The announcement on Sunday comes as China has tightened its zero-tolerance COVID-19 strategy in the run-up to the Winter Olympics, which will begin on February 4 in Beijing.

The Chinese capital is located about 115 km (71 miles) northwest of Tianjin and is connected by a high-speed rail link that takes less than one hour.

The first two cases confirmed in Tianjin were a 10-year-old girl and a 29-year-old woman working at the after-school center. Both were infected by the Omicron strain. In the subsequent testing of close contacts, 18 others tested positive and 767 tested negative as of Saturday night.

In the

Indian authorities on Sunday reported 159,632 new COVID-19 cases, forcing several states to impose new restrictions in an effort to curb the spread of the virus.

India’s richest state, Maharashtra, said it would close swimming pools and gyms from Monday while schools and colleges closed until February 15 after daily business in the state shot up to more than 41,000.

The state government said only fully vaccinated people would be allowed in private offices, while capacity would be limited to 50 percent of the total workforce.

In the neighboring state of Gujarat, the authorities extended the curfew and canceled leave for all health care personnel.

Prime Minister Narendra Modi will chair a meeting later on Sunday to review the COVID-19 situation.

The Ministry of Health reported 327 new deaths, bringing the official death toll to 483,790 since the start of the pandemic. Total infections stand at 35.52 million.


Israel, which has begun administering a fourth sample to its most vulnerable groups, has announced eased access to COVID-19 home tests to enable people to decide whether to sit in quarantine at home amid shortages in stores and complaints about high prices.
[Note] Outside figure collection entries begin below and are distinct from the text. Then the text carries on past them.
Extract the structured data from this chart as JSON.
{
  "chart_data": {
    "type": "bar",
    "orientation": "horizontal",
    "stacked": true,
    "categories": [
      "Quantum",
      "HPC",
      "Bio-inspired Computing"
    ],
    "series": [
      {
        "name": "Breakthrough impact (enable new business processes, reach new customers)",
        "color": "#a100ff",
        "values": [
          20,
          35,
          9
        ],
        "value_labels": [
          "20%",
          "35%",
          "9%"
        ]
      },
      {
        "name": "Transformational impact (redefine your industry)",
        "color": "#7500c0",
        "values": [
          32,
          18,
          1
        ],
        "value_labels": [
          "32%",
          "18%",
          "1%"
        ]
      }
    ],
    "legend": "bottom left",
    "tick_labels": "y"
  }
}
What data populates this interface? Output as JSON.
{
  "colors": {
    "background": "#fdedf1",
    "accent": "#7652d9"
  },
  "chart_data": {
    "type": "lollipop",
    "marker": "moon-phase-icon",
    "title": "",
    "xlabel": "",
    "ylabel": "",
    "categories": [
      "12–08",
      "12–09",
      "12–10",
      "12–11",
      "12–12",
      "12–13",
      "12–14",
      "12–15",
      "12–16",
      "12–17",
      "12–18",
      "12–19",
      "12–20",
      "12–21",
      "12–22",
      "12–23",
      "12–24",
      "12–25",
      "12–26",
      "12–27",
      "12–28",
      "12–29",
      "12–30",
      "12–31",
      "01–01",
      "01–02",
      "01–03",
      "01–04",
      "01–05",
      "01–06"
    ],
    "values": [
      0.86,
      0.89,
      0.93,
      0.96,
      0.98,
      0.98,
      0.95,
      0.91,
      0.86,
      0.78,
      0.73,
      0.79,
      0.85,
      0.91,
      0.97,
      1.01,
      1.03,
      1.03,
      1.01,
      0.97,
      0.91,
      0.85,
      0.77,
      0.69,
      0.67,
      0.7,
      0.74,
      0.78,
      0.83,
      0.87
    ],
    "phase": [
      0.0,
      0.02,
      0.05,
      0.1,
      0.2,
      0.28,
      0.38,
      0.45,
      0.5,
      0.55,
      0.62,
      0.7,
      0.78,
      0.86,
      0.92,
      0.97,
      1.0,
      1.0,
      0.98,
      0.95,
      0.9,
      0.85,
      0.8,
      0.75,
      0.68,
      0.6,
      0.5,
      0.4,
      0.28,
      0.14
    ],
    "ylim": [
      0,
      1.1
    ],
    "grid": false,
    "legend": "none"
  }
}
“We are aware of the public’s need,” said Prime Minister Naftali Bennett at the weekly cabinet meeting, announcing that every child in the kindergarten or primary school in Israel will be issued with three free sets in the coming days.

The government was also negotiating price reductions with major pharmacy chains, Bennett said, adding, “Anyway, costs will drop in the near future because the market will be flooded with millions of kits arriving in Israel.”

The sets cost 25 to 35 Israeli shekels ($ 8 to $ 11) in stores, many of which have been reported to run out. Nachman Ash, director general of the Ministry of Health, told 103 FM radio that the unit price should not exceed 10 shekels ($ 3).

With an increase in COVID-19 infections and hours-long queues at mandatory testing stations, Israel said last week that PCR and professionally administered antigen tests would only be needed for people over 60 or with weak immune systems.

Other vaccinated people could now rely on home tests, but there was some skepticism about its effectiveness.


Data released on Sunday said Africa had registered a total of more than 10 million coronavirus cases.

Statistics from the African Centers for Disease Control showed that there were 10 028 508 cases reported by the African Union’s 55 member states since the outbreak of the pandemic.